Wet soil and Compaction

Wet soil and Compaction

Why would wet soil more susceptible to compaction?

WanyueZhu (talk)08:18, 3 February 2019

Hi Hope Sandra can clarify this but for 3b I think that water applies so sort of 'stress' to the soil and with machinery weight the soil will exceed its stress-bearing capacity and deform... and so driving tractors on dry soil to might be a better alternative

I'm also wondering for 3a), would only structure be affected by compacting (because pores collapses) but it wouldn't affect the texture(because texture = proportion of sand silt and clay sized particles but this has nothing to do with compaction)?

MelodyFu (talk)11:28, 3 February 2019
 

Compaction:

Wanyue, see lecture #7 - soil consistency. As soil moisture content increases, the soil's bearing strength drops. As moisture content increases, the soil consistency moves from plastic limit (can be molded and does not crumble under stress) to liquid limit (where the soil tends to flow with the application of stress).

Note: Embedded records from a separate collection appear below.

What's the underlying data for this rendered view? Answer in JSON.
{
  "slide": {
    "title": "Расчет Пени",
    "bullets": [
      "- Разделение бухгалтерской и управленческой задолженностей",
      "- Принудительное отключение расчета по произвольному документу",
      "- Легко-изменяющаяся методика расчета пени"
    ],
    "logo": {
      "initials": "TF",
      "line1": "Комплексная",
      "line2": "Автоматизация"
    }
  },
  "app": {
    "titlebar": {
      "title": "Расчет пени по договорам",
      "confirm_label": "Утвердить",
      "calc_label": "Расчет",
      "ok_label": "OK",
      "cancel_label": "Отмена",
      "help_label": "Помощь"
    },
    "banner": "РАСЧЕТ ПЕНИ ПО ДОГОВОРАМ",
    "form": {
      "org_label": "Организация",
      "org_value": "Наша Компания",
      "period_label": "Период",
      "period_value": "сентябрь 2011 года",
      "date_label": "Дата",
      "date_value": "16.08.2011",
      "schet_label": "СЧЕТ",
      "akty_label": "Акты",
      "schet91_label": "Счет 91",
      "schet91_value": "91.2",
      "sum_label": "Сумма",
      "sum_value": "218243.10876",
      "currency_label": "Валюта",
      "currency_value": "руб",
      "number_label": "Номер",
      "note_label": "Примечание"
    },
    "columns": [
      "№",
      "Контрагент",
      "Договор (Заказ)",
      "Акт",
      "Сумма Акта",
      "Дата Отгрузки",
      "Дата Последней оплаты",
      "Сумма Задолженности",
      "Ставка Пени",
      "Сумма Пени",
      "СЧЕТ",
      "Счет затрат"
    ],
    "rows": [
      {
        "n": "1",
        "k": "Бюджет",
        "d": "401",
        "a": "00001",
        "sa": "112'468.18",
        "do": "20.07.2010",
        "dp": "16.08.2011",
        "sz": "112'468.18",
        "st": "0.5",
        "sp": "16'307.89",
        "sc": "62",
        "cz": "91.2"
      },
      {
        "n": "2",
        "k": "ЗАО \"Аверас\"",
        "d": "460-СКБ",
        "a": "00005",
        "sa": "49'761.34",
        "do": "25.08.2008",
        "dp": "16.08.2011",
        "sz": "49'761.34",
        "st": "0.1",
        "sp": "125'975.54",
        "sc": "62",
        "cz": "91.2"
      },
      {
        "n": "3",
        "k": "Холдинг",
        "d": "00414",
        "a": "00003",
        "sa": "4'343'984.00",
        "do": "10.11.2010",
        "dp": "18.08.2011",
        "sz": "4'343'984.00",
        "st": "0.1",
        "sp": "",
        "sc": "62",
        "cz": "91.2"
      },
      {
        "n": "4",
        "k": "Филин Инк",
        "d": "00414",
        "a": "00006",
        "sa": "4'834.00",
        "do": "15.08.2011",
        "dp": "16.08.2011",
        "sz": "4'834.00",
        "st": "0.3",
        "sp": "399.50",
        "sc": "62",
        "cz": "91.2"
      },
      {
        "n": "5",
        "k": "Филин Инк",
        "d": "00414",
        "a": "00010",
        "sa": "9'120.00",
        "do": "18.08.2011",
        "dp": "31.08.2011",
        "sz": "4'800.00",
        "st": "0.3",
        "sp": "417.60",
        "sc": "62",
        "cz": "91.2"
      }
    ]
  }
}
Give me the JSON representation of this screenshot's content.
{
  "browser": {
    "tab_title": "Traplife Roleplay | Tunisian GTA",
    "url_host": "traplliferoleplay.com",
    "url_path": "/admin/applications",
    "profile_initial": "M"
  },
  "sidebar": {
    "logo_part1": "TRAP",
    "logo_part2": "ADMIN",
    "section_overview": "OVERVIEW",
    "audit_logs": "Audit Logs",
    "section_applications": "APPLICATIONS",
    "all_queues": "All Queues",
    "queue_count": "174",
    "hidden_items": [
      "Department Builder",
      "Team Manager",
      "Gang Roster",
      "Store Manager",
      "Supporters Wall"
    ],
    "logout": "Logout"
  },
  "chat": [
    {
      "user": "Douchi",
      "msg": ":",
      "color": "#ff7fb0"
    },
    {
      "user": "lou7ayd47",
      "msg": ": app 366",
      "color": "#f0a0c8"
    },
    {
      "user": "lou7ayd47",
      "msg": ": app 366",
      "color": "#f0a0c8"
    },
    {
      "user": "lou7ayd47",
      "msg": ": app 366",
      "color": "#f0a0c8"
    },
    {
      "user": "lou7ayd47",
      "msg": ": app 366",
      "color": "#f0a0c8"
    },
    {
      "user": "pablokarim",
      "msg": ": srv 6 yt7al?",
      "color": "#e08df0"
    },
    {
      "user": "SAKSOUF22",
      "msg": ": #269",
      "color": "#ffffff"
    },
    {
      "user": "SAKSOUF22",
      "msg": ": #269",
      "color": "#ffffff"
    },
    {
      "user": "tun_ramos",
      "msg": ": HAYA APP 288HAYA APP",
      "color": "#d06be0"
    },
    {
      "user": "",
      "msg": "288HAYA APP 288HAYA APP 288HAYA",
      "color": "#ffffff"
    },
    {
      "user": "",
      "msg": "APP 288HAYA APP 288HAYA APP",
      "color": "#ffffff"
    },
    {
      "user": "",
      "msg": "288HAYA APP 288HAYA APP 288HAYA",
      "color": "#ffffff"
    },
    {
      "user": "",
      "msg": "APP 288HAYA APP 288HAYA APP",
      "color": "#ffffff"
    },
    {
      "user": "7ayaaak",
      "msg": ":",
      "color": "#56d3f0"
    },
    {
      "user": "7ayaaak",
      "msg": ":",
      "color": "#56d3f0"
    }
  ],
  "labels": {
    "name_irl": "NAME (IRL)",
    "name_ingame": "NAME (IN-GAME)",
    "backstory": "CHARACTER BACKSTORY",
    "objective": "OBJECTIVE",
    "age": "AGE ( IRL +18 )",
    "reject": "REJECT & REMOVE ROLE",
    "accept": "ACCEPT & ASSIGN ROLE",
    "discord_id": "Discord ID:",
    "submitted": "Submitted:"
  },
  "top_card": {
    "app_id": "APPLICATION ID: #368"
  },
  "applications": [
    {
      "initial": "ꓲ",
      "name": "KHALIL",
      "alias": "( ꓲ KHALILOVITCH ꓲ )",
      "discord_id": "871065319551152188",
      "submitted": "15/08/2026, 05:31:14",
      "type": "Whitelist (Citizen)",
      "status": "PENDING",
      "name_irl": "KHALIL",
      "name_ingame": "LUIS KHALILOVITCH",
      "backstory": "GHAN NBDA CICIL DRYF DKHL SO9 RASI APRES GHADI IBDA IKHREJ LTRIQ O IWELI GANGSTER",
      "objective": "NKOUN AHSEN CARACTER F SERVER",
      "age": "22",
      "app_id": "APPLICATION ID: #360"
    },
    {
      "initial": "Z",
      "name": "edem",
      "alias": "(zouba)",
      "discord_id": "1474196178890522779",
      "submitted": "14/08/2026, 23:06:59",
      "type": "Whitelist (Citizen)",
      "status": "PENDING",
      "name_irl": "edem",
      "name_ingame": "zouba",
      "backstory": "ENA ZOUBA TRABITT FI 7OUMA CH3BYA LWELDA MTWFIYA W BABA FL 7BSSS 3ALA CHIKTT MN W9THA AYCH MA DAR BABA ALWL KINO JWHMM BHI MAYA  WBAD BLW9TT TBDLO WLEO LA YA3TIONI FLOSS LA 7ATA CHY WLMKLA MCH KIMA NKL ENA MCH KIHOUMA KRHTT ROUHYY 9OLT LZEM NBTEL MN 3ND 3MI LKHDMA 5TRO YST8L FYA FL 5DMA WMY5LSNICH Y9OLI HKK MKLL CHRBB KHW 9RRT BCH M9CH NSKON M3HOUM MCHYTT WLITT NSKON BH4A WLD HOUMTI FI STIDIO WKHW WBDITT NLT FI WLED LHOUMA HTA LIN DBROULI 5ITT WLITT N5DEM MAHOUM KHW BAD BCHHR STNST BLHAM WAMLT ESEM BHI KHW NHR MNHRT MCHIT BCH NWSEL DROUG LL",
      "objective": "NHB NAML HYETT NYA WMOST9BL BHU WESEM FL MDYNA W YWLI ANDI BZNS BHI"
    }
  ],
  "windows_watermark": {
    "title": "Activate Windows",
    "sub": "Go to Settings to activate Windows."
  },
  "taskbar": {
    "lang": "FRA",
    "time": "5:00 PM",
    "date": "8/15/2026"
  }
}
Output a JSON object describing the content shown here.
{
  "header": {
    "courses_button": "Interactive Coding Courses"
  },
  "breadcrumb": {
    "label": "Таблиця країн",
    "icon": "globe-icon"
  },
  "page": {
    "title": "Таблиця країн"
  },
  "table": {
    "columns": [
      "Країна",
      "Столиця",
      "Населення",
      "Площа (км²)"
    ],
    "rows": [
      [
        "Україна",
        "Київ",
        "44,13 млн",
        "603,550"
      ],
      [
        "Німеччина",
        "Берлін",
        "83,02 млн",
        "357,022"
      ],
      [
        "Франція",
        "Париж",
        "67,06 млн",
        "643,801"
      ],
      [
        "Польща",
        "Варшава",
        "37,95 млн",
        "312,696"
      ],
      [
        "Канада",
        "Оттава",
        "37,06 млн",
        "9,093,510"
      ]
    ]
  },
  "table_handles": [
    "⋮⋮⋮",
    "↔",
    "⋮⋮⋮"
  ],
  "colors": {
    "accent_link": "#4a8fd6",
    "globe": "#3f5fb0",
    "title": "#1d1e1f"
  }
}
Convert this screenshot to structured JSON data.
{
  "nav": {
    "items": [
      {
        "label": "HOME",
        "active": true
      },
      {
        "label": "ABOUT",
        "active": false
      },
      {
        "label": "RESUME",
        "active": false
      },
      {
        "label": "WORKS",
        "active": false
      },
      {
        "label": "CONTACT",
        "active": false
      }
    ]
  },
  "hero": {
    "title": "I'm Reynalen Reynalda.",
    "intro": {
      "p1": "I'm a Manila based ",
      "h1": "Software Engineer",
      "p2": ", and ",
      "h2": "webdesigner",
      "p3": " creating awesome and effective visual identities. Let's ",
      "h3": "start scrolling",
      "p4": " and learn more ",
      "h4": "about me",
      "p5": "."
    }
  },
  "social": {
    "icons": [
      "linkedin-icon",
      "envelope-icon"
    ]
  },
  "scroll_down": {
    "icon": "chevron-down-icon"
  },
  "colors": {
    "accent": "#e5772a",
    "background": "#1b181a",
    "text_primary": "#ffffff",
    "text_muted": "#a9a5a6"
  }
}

Think back to lab #2, hand texturing. You took a dry soil, added a little water and the consistency changed; you could shape and "compact" that sample.

Melody, regarding question 3b) on the 2018 midterm - you are correct re: when to utilize machinery. See lecture #11 (soil water terms), slide 10 "Field capacity is near the plastic limit = the optimal wetness for tillage or excavation" i.e. use of heavy machinery.

For 3a) effect of compaction on texture versus structure - you are correct, think of the definition of texture: proportion of inorganic mineral particles in the sand, silt and clay size fractions, which is not impacted by heavy machinery.